As emerging markets continue to grow and have insatiable energy demand, there are numerous reasons to watch nuclear energy and the new Global X Uranium ETF (URA).
URA will be the first ETF to give exposure to a global pool of companies which include uranium miners, refiners and equipment makers. Uranium is important because it is a primary component in the production of nuclear energy and is used in nearly 4 percent of the globe’s traditional non-renewable energy.
On the demand side, the largest push is expected to come from increased demand for nuclear energy.
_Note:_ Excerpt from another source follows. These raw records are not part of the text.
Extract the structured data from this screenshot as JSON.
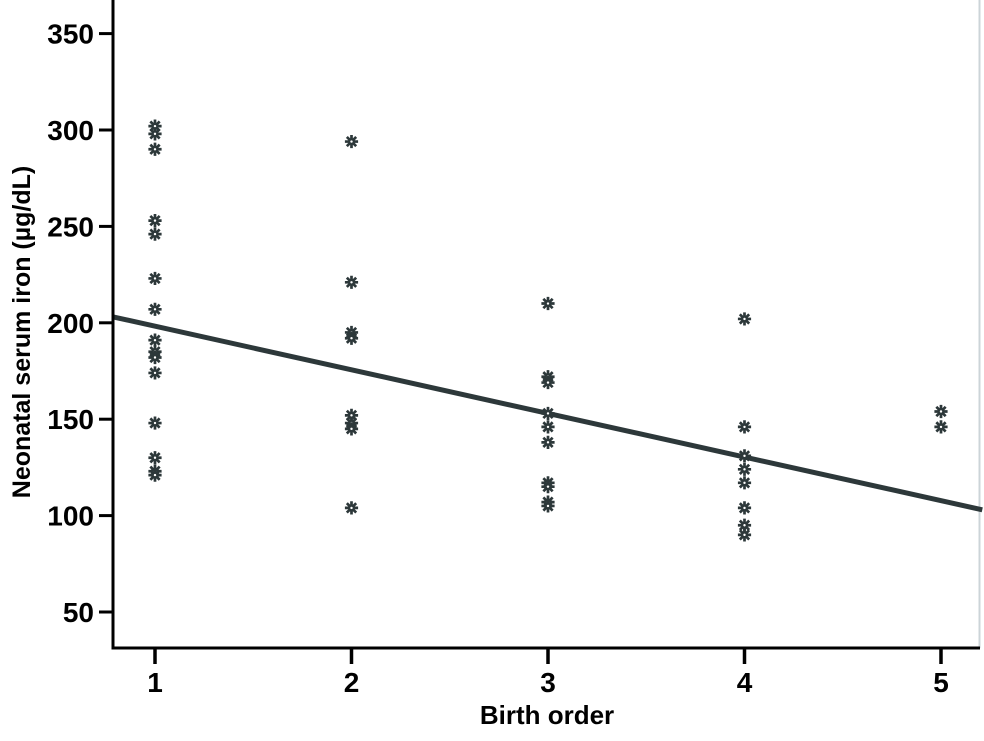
{
  "figure": {
    "background": "#ffffff"
  },
  "chart_data": {
    "type": "scatter",
    "title": "",
    "xlabel": "Birth order",
    "ylabel": "Neonatal serum iron (µg/dL)",
    "x_ticks": [
      1,
      2,
      3,
      4,
      5
    ],
    "y_ticks": [
      50,
      100,
      150,
      200,
      250,
      300,
      350
    ],
    "xlim": [
      0.79,
      5.21
    ],
    "ylim": [
      31,
      367
    ],
    "grid": false,
    "legend": "none",
    "marker_style": "eight-spoked-asterisk",
    "points": [
      {
        "x": 1,
        "y": 302
      },
      {
        "x": 1,
        "y": 298
      },
      {
        "x": 1,
        "y": 290
      },
      {
        "x": 1,
        "y": 253
      },
      {
        "x": 1,
        "y": 246
      },
      {
        "x": 1,
        "y": 223
      },
      {
        "x": 1,
        "y": 207
      },
      {
        "x": 1,
        "y": 191
      },
      {
        "x": 1,
        "y": 185
      },
      {
        "x": 1,
        "y": 182
      },
      {
        "x": 1,
        "y": 174
      },
      {
        "x": 1,
        "y": 148
      },
      {
        "x": 1,
        "y": 130
      },
      {
        "x": 1,
        "y": 123
      },
      {
        "x": 1,
        "y": 121
      },
      {
        "x": 2,
        "y": 294
      },
      {
        "x": 2,
        "y": 221
      },
      {
        "x": 2,
        "y": 195
      },
      {
        "x": 2,
        "y": 192
      },
      {
        "x": 2,
        "y": 152
      },
      {
        "x": 2,
        "y": 148
      },
      {
        "x": 2,
        "y": 145
      },
      {
        "x": 2,
        "y": 104
      },
      {
        "x": 3,
        "y": 210
      },
      {
        "x": 3,
        "y": 172
      },
      {
        "x": 3,
        "y": 169
      },
      {
        "x": 3,
        "y": 153
      },
      {
        "x": 3,
        "y": 146
      },
      {
        "x": 3,
        "y": 138
      },
      {
        "x": 3,
        "y": 117
      },
      {
        "x": 3,
        "y": 115
      },
      {
        "x": 3,
        "y": 107
      },
      {
        "x": 3,
        "y": 105
      },
      {
        "x": 4,
        "y": 202
      },
      {
        "x": 4,
        "y": 146
      },
      {
        "x": 4,
        "y": 131
      },
      {
        "x": 4,
        "y": 124
      },
      {
        "x": 4,
        "y": 117
      },
      {
        "x": 4,
        "y": 104
      },
      {
        "x": 4,
        "y": 95
      },
      {
        "x": 4,
        "y": 90
      },
      {
        "x": 5,
        "y": 154
      },
      {
        "x": 5,
        "y": 146
      }
    ],
    "fit_line": {
      "x1": 0.79,
      "y1": 203,
      "x2": 5.21,
      "y2": 103
    },
    "colors": {
      "marker": "#2d383a",
      "fit_line": "#2d383a",
      "axis": "#000000",
      "right_border": "#ccd4d8",
      "background": "#ffffff"
    }
  }
}
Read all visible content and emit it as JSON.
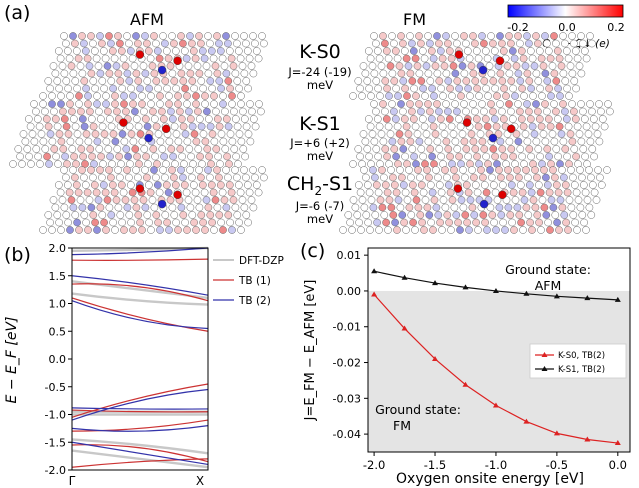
{
  "panels": {
    "a": "(a)",
    "b": "(b)",
    "c": "(c)"
  },
  "panel_a": {
    "columns": [
      "AFM",
      "FM"
    ],
    "structures": [
      {
        "name": "K-S0",
        "name_pre": "K-S0",
        "name_sub": "",
        "name_post": "",
        "j_text": "J=-24 (-19)",
        "unit": "meV"
      },
      {
        "name": "K-S1",
        "name_pre": "K-S1",
        "name_sub": "",
        "name_post": "",
        "j_text": "J=+6 (+2)",
        "unit": "meV"
      },
      {
        "name": "CH2-S1",
        "name_pre": "CH",
        "name_sub": "2",
        "name_post": "-S1",
        "j_text": "J=-6 (-7)",
        "unit": "meV"
      }
    ],
    "colorbar": {
      "ticks": [
        "-0.2",
        "0.0",
        "0.2"
      ],
      "label": "Q↑ − Q↓ (e)",
      "colors": [
        "#0000ff",
        "#ffffff",
        "#ff0000"
      ]
    }
  },
  "chart_data": [
    {
      "type": "line",
      "panel": "b",
      "ylabel": "E − E_F [eV]",
      "ylim": [
        -2.0,
        2.0
      ],
      "yticks": [
        "-2.0",
        "-1.5",
        "-1.0",
        "-0.5",
        "0.0",
        "0.5",
        "1.0",
        "1.5",
        "2.0"
      ],
      "xticks": [
        "Γ",
        "X"
      ],
      "legend": [
        "DFT-DZP",
        "TB (1)",
        "TB (2)"
      ],
      "legend_colors": [
        "#c8c8c8",
        "#cc3333",
        "#3333aa"
      ],
      "series": [
        {
          "name": "DFT-DZP",
          "bands": [
            [
              1.95,
              1.97,
              2.0
            ],
            [
              1.4,
              1.25,
              1.1
            ],
            [
              1.18,
              1.05,
              0.98
            ],
            [
              -0.95,
              -0.95,
              -0.95
            ],
            [
              -1.0,
              -1.0,
              -1.0
            ],
            [
              -1.45,
              -1.55,
              -1.7
            ],
            [
              -1.65,
              -1.8,
              -1.95
            ]
          ]
        },
        {
          "name": "TB (1)",
          "bands": [
            [
              1.78,
              1.78,
              1.8
            ],
            [
              1.35,
              1.3,
              1.05
            ],
            [
              1.1,
              0.75,
              0.5
            ],
            [
              -1.05,
              -0.7,
              -0.45
            ],
            [
              -0.92,
              -0.95,
              -0.95
            ],
            [
              -1.3,
              -1.25,
              -1.1
            ],
            [
              -1.55,
              -1.6,
              -1.85
            ],
            [
              -1.95,
              -1.85,
              -1.8
            ]
          ]
        },
        {
          "name": "TB (2)",
          "bands": [
            [
              1.88,
              1.92,
              2.0
            ],
            [
              1.5,
              1.35,
              1.15
            ],
            [
              1.05,
              0.7,
              0.55
            ],
            [
              -1.1,
              -0.75,
              -0.55
            ],
            [
              -0.88,
              -0.9,
              -0.9
            ],
            [
              -1.25,
              -1.3,
              -1.2
            ],
            [
              -1.5,
              -1.7,
              -1.9
            ]
          ]
        }
      ]
    },
    {
      "type": "line",
      "panel": "c",
      "xlabel": "Oxygen onsite energy [eV]",
      "ylabel": "J=E_FM − E_AFM [eV]",
      "xlim": [
        -2.05,
        0.1
      ],
      "ylim": [
        -0.045,
        0.012
      ],
      "xticks": [
        -2.0,
        -1.5,
        -1.0,
        -0.5,
        0.0
      ],
      "xtick_labels": [
        "-2.0",
        "-1.5",
        "-1.0",
        "-0.5",
        "0.0"
      ],
      "yticks": [
        0.01,
        0.0,
        -0.01,
        -0.02,
        -0.03,
        -0.04
      ],
      "ytick_labels": [
        "0.01",
        "0.00",
        "-0.01",
        "-0.02",
        "-0.03",
        "-0.04"
      ],
      "x": [
        -2.0,
        -1.75,
        -1.5,
        -1.25,
        -1.0,
        -0.75,
        -0.5,
        -0.25,
        0.0
      ],
      "series": [
        {
          "name": "K-S0, TB(2)",
          "color": "#dd2222",
          "values": [
            -0.001,
            -0.0105,
            -0.019,
            -0.0262,
            -0.032,
            -0.0365,
            -0.0398,
            -0.0415,
            -0.0425
          ]
        },
        {
          "name": "K-S1, TB(2)",
          "color": "#111111",
          "values": [
            0.0055,
            0.0037,
            0.0022,
            0.001,
            0.0,
            -0.0008,
            -0.0015,
            -0.002,
            -0.0025
          ]
        }
      ],
      "annotations": [
        {
          "text_lines": [
            "Ground state:",
            "AFM"
          ]
        },
        {
          "text_lines": [
            "Ground state:",
            "FM"
          ]
        }
      ],
      "shaded_region": "below J=0 (FM ground state)"
    }
  ]
}
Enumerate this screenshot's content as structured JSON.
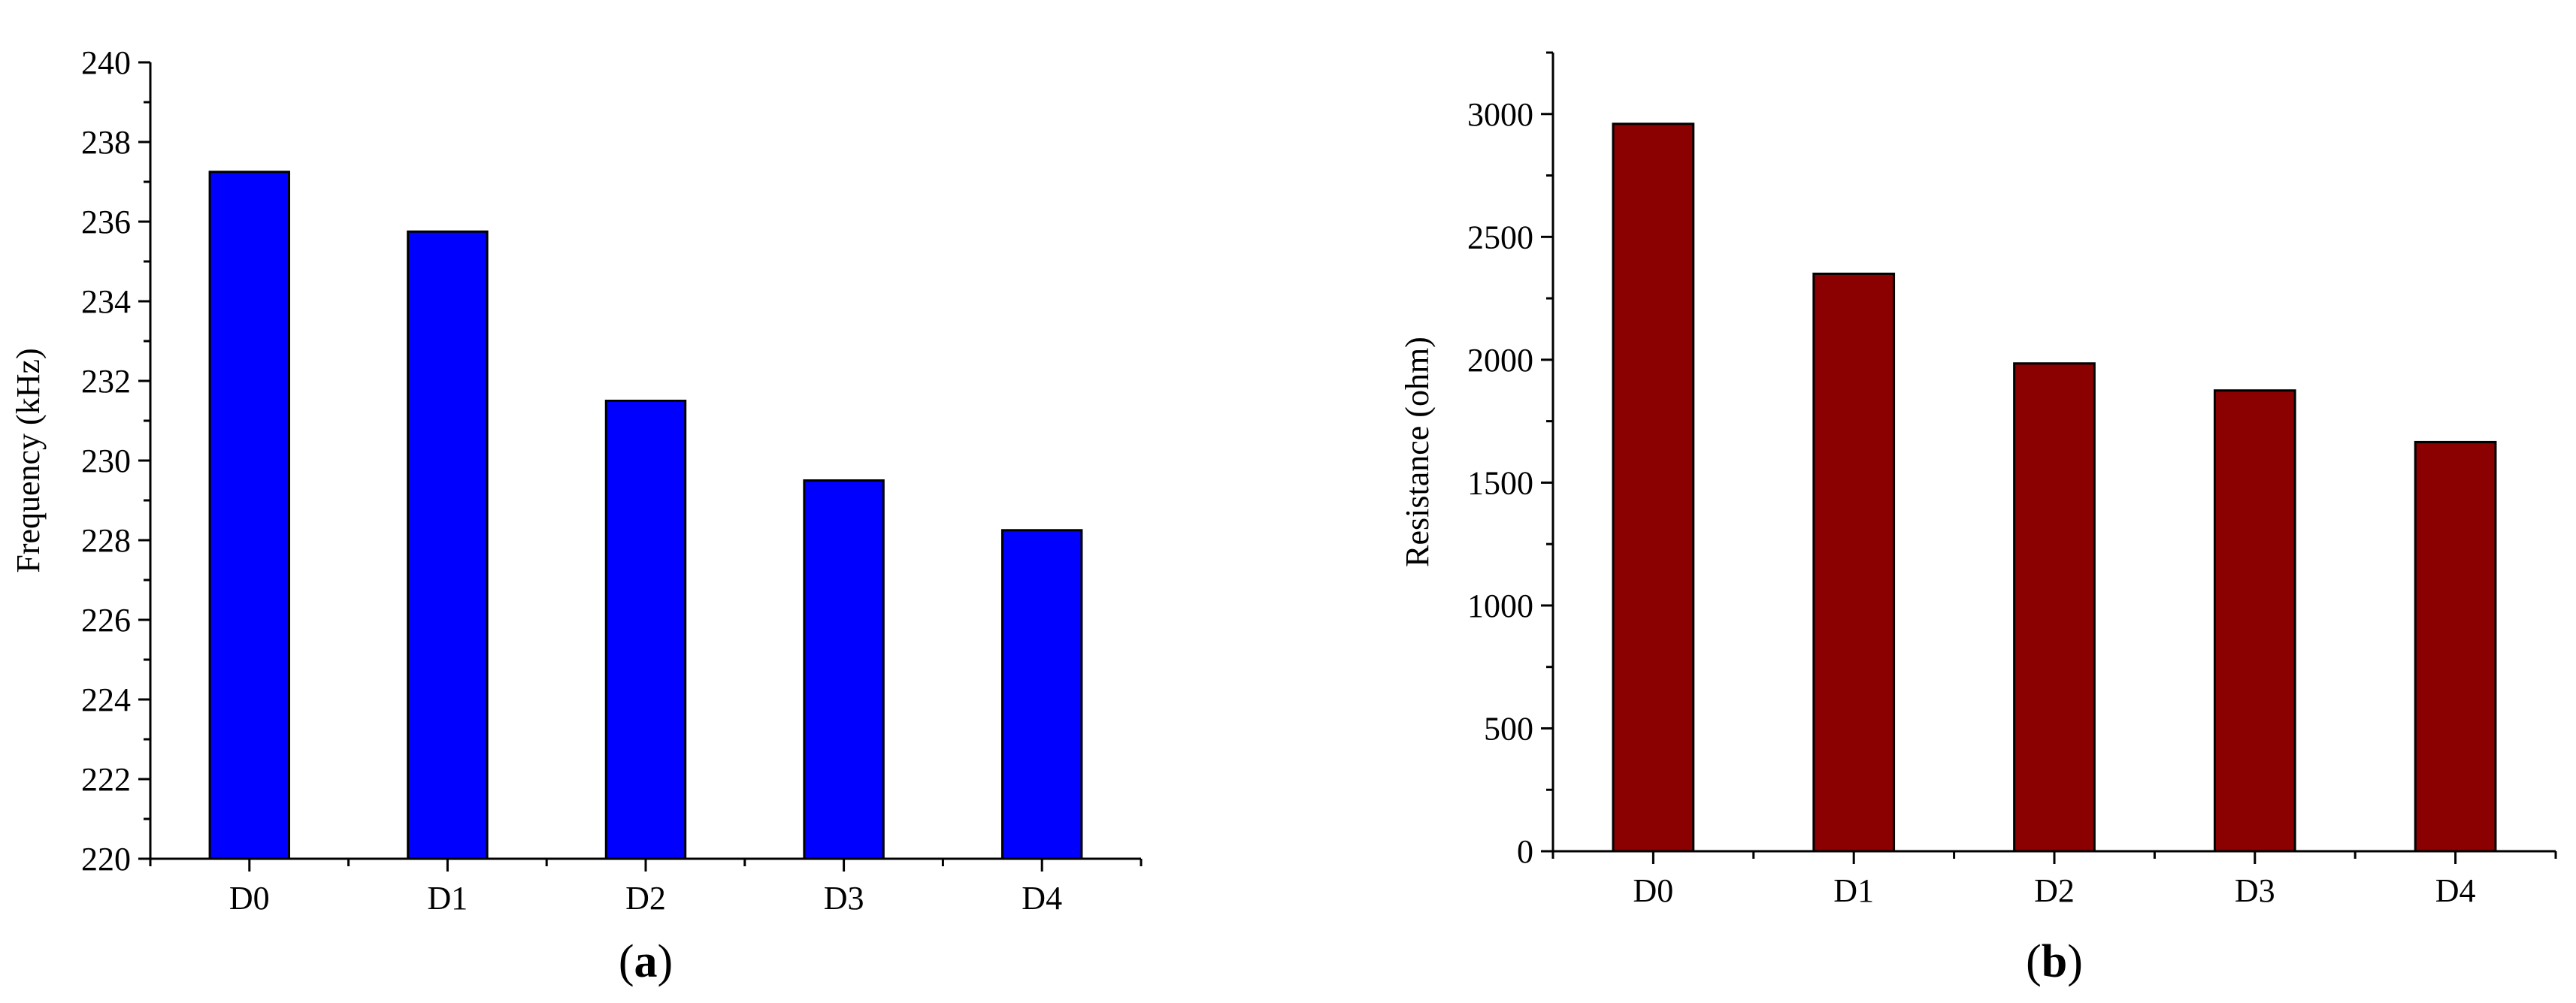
{
  "chart_data": [
    {
      "type": "bar",
      "panel_label": "a",
      "categories": [
        "D0",
        "D1",
        "D2",
        "D3",
        "D4"
      ],
      "values": [
        237.25,
        235.75,
        231.5,
        229.5,
        228.25
      ],
      "xlabel": "",
      "ylabel": "Frequency (kHz)",
      "ylim": [
        220,
        240
      ],
      "yticks": [
        220,
        222,
        224,
        226,
        228,
        230,
        232,
        234,
        236,
        238,
        240
      ],
      "grid": false,
      "bar_color": "#0000ff",
      "edge_color": "#000000"
    },
    {
      "type": "bar",
      "panel_label": "b",
      "categories": [
        "D0",
        "D1",
        "D2",
        "D3",
        "D4"
      ],
      "values": [
        2960,
        2350,
        1985,
        1875,
        1665
      ],
      "xlabel": "",
      "ylabel": "Resistance (ohm)",
      "ylim": [
        0,
        3250
      ],
      "yticks": [
        0,
        500,
        1000,
        1500,
        2000,
        2500,
        3000
      ],
      "grid": false,
      "bar_color": "#8b0000",
      "edge_color": "#000000"
    }
  ]
}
According to the Nuclear Energy Agency, the number of nuclear reactors to generate electricity around the world is expected to grow by nearly 133 percent over the next 40 years. Furthermore, nuclear energy’s appeal is expected to increase due to its eco-friendliness. Nuclear energy doesn’t produce carbon dioxide like its fossil fuel competitors. Lastly, nuclear energy is getting political support around the globe, particularly in emerging markets. China, for example, is expected to have as many as 150 new nuclear power reactors become operational over the next 10 years and India plans on doubling the share of nuclear power on its grid to greater than 8% over the next 20 years.
In a nutshell, the demand for uranium is expected to increase as a direct result of its use in the production of nuclear energy and is likely to provide positive price support to URA.